As Darren Martin was moving his belongings into his apartment in New York City late on a Friday night, a neighbor was reporting a “burglary in process,” according to PIX 11.
A former aide in the White House during the Obama administration, Martin had secured a job working for the city and an apartment on the Upper West Side, Newsweek reported. He’d planned on moving in earlier but work pushed his plans to 11 p.m.
Martin, a black man, said on Twitter he had made his way down to the lobby when he was confronted with several police officers who “meant business.” He says they demanded that he let them into the building. And he soon found out that the officers were there to “investigate” a reported breaking and entering with a weapon, Martin said.

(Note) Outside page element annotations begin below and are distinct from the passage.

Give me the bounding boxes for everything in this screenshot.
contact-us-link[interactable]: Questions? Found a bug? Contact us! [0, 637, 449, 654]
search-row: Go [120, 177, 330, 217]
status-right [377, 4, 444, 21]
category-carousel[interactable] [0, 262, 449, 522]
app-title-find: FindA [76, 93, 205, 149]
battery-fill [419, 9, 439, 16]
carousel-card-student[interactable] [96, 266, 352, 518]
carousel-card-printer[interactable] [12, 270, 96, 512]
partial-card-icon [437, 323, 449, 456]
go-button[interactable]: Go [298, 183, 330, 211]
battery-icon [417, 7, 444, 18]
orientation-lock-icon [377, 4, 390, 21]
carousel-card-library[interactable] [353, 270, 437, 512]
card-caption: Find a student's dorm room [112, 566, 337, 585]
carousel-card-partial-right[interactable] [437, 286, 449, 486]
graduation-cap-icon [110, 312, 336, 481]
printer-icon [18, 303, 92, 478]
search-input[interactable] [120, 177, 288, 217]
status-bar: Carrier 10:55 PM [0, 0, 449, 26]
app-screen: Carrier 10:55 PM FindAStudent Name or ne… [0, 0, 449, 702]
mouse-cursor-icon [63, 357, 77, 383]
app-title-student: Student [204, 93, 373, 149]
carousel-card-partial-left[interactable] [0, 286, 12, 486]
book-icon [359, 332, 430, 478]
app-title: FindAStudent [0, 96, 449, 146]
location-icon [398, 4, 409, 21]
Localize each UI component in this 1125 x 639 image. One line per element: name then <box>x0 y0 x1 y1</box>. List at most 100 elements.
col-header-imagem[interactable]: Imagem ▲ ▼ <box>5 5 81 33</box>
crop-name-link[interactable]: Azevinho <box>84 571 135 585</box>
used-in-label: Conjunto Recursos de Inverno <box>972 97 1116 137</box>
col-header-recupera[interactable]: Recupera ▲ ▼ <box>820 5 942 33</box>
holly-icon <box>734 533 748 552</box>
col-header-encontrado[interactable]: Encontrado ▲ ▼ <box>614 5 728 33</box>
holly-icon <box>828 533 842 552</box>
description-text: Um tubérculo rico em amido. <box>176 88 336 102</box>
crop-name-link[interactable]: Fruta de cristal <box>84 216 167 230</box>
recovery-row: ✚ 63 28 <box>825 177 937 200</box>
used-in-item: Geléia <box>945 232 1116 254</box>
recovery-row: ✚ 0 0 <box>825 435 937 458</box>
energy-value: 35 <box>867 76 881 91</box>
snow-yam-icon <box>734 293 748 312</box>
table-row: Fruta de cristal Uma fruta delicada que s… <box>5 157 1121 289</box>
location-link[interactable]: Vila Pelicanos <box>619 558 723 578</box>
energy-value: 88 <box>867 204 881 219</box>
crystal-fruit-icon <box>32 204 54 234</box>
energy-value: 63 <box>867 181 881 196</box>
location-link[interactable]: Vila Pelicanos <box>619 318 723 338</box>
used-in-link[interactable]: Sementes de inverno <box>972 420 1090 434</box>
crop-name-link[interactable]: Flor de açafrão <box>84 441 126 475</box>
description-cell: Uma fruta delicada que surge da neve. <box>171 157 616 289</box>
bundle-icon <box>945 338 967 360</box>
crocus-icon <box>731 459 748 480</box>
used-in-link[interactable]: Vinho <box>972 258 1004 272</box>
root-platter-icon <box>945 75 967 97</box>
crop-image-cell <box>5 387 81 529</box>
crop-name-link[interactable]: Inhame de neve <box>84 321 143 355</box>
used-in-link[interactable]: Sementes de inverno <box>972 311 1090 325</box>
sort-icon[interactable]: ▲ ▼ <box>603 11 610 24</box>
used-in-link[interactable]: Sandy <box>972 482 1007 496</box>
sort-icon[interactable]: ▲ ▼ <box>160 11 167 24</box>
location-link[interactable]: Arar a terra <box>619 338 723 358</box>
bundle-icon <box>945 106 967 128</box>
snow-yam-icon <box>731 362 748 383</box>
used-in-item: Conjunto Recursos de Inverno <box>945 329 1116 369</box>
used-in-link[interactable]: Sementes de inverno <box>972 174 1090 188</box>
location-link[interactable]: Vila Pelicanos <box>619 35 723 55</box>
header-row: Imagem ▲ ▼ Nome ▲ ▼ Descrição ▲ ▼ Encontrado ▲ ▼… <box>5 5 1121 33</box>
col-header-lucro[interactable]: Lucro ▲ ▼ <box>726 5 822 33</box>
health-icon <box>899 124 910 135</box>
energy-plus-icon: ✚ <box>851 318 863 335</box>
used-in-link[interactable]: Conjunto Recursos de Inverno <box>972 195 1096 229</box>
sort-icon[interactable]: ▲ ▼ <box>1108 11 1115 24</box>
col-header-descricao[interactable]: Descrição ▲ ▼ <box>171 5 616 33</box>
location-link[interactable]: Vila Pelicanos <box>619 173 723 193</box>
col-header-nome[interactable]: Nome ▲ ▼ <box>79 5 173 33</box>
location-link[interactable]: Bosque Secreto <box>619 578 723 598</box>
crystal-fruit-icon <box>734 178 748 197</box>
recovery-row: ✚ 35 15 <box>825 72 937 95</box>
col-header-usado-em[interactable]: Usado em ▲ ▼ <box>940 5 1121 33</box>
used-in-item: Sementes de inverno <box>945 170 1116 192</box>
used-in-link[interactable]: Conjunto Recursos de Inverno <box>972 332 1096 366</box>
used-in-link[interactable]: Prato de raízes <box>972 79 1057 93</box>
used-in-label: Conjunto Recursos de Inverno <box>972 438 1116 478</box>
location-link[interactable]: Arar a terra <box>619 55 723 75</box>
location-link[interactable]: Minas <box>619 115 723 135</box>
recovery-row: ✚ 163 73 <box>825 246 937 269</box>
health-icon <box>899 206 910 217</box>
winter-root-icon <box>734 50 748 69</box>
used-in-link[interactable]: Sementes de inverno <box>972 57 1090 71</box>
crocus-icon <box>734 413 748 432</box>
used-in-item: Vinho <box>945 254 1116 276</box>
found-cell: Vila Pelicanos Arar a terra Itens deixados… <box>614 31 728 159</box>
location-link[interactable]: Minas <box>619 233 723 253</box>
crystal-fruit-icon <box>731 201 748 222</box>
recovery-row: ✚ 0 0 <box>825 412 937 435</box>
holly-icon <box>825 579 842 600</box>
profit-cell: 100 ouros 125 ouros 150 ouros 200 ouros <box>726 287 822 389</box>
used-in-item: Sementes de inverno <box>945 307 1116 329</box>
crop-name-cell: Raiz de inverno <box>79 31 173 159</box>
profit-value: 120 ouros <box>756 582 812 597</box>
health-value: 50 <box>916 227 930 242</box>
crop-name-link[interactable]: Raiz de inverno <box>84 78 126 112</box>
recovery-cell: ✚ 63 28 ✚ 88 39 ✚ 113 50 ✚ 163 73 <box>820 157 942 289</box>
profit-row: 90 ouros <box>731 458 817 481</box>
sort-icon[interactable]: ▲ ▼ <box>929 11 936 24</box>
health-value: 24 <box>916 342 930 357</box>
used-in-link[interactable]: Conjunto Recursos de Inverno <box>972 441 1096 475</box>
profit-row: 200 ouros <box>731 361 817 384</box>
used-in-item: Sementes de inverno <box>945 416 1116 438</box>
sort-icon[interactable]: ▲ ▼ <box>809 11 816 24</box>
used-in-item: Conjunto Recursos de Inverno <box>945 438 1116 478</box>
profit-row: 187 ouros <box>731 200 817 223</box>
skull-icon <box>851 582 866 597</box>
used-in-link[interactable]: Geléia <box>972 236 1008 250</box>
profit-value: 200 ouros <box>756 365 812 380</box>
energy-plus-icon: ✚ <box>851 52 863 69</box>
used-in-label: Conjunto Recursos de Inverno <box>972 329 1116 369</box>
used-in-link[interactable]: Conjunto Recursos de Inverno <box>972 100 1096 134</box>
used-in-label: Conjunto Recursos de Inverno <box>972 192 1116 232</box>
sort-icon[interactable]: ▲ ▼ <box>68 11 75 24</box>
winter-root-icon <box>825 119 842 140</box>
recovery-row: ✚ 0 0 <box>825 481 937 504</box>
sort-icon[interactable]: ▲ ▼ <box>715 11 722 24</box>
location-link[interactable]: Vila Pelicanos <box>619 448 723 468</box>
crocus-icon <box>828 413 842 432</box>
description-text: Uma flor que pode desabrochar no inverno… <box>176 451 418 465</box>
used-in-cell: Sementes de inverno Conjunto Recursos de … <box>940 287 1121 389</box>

Martin’s live video of the incident shows one of the officers holding a two-way radio and listening to the dispatcher describe the call. “Somebody was trying to break in the door” with a “possible weapon” described as a “large tool,” the dispatcher said, PIX 11 reported.
“There are fewer moments less dignifying, than at the scene when the police and witnesses assess you to determine if you committed this crime or perceived crime — when you know you didn't,” Martin said.
Officers eventually determined Martin wasn’t breaking into his own home, Newsweek reported. But Martin told the publication the situation could have been life-threatening.
Martin doesn’t fault the police for “doing their jobs,” but he took aim at the caller.
"I think someone made a very dangerous assumption," Martin told Newsweek. "Police are responding to a call for an armed robbery, so they're going to come in full force," he said.
He noted that his skin color, coupled with his presence in a gentrifying neighborhood, were factors that led to the police being called, PIX 11 reported.
“I have to say I found it kinda symbolic,” he said. "[It’s] like welcome to the neighborhood.”
Martin, who hasn’t received an apology from the neighbor, told Newsweek he plans to stay at the apartment. The NYPD Deputy Commissioner of Public Information's office said it would look into the incident.
The incident puts Martin in the company of men including Henry Louis Gates Jr., a prominent black scholar and Harvard University professor who was arrested at his Cambridge, Massachusetts, home after trying to force open his locked front door in 2009, the Washington Post reported. President Obama said at the time that police “acted stupidly” in arresting Gates, CNN reported.